Cades Cove Missionary Baptist Church
John and Lucretia Oliver introduced the Baptist denomination to Cades Cove in 1825 when they organized a branch of the Miller’s Cove Baptist Church there. The Cades Cove Baptist Church was pronounced an independent entity in 1829. Church unity would be short-lived, however, as the 1830′ s saw a division among Baptist churches throughout East Tennessee because of what was known as the Anti-Division Split.
In Cades Cove as in the rest of the Smokies, Baptists were divided into camps of members who supported missionary work, temperance societies and Sunday schools and those that didn’t. Some thought there was no Biblical support for those things. These differences led to Pastor Johnson Adams and a number of congregants being dismissed from the original Baptist church. The group would band together to establish the Cades Cove Missionary Baptist Church on May 15, 1841. The remaining congregation of the Cades Cove Baptist Church then changed its name to the Primitive Baptist Church.

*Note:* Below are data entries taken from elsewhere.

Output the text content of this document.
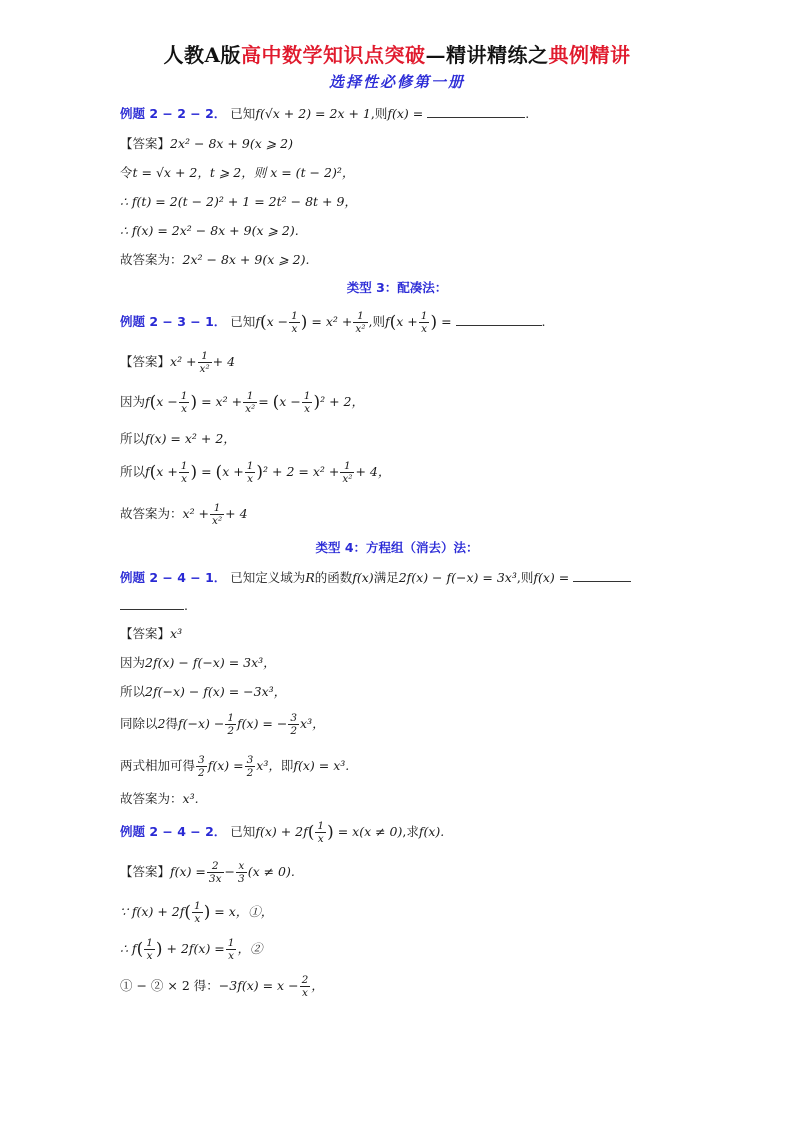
人教A版高中数学知识点突破—精讲精练之典例精讲
选择性必修第一册
例题 2 − 2 − 2． 已知f(√x + 2) = 2x + 1,则f(x) =	.
【答案】2x² − 8x + 9(x ⩾ 2)
令t = √x + 2，t ⩾ 2，则 x = (t − 2)²，
∴ f(t) = 2(t − 2)² + 1 = 2t² − 8t + 9，
∴ f(x) = 2x² − 8x + 9(x ⩾ 2).
故答案为：2x² − 8x + 9(x ⩾ 2).
类型 3：配凑法：
例题 2 − 3 − 1． 已知$f(x - \frac{1}{x}$ ) = $x^2 + \frac{1}{\text{x²}}$ ,则$f(x + \frac{1}{x}$ ) =	.
【答案】$x^2 + \frac{1}{\text{x²}} + 4$
因为$f(x - \frac{1}{x}$ ) = $x^2 + \frac{1}{\text{x²}} = (x - \frac{1}{x} )^2 + 2$，
所以f(x) = x² + 2，
所以$f(x + \frac{1}{x}$ ) = $(x + \frac{1}{x} )^2 + 2 = x^2 + \frac{1}{\text{x²}} + 4$，
故答案为：$x^2 + \frac{1}{\text{x²}} + 4$
类型 4：方程组（消去）法：
例题 2 − 4 − 1． 已知定义域为R的函数f(x)满足2f(x) − f(−x) = 3x³,则f(x) =
.
【答案】x³
因为2f(x) − f(−x) = 3x³，
所以2f(−x) − f(x) = −3x³，
同除以2得$f(-x) - \frac{1}{2} f(x)$ = − $\frac{3}{2} x^3$，
两式相加可得 $\frac{3}{2} f(x) = \frac{3}{2} x^3$，即f(x) = x³.
故答案为：x³.
例题 2 − 4 − 2． 已知$f(x) + 2f( \frac{1}{x}$ ) = x(x ≠ 0),求f(x).
【答案】$f(x) = \frac{2}{3x} - \frac{x}{3} (x \ne 0)$.
∵ $f(x) + 2f( \frac{1}{x}$ ) = x，①，
∴ $f( \frac{1}{x}$ ) + $2f(x) = \frac{1}{x}$ ，②
① − ② × 2 得：$-3f(x) = x - \frac{2}{x}$ ，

The start was rocky for the Cades Cove Missionary Baptist Church . They had no meeting house and had to meet in individual homes. Sometimes they made arrangements to meet at the Primitive Baptist or Methodist church buildings. Also, in the Smokies there was much confusion over the Civil War. During the Civil War and reconstruction, the Missionary Baptists didn’t meet for long periods of time. After the war however, they had a particularly successful revival and were able to erect their own church building in the Cades Cove area of the Smoky Mountains. Their church was constructed on Hyatt Hill in 1894, with their rolls bulging with 40 members. Eventually the rolls grew to over one hundred. In 1915, a new building was needed and was created in the present location.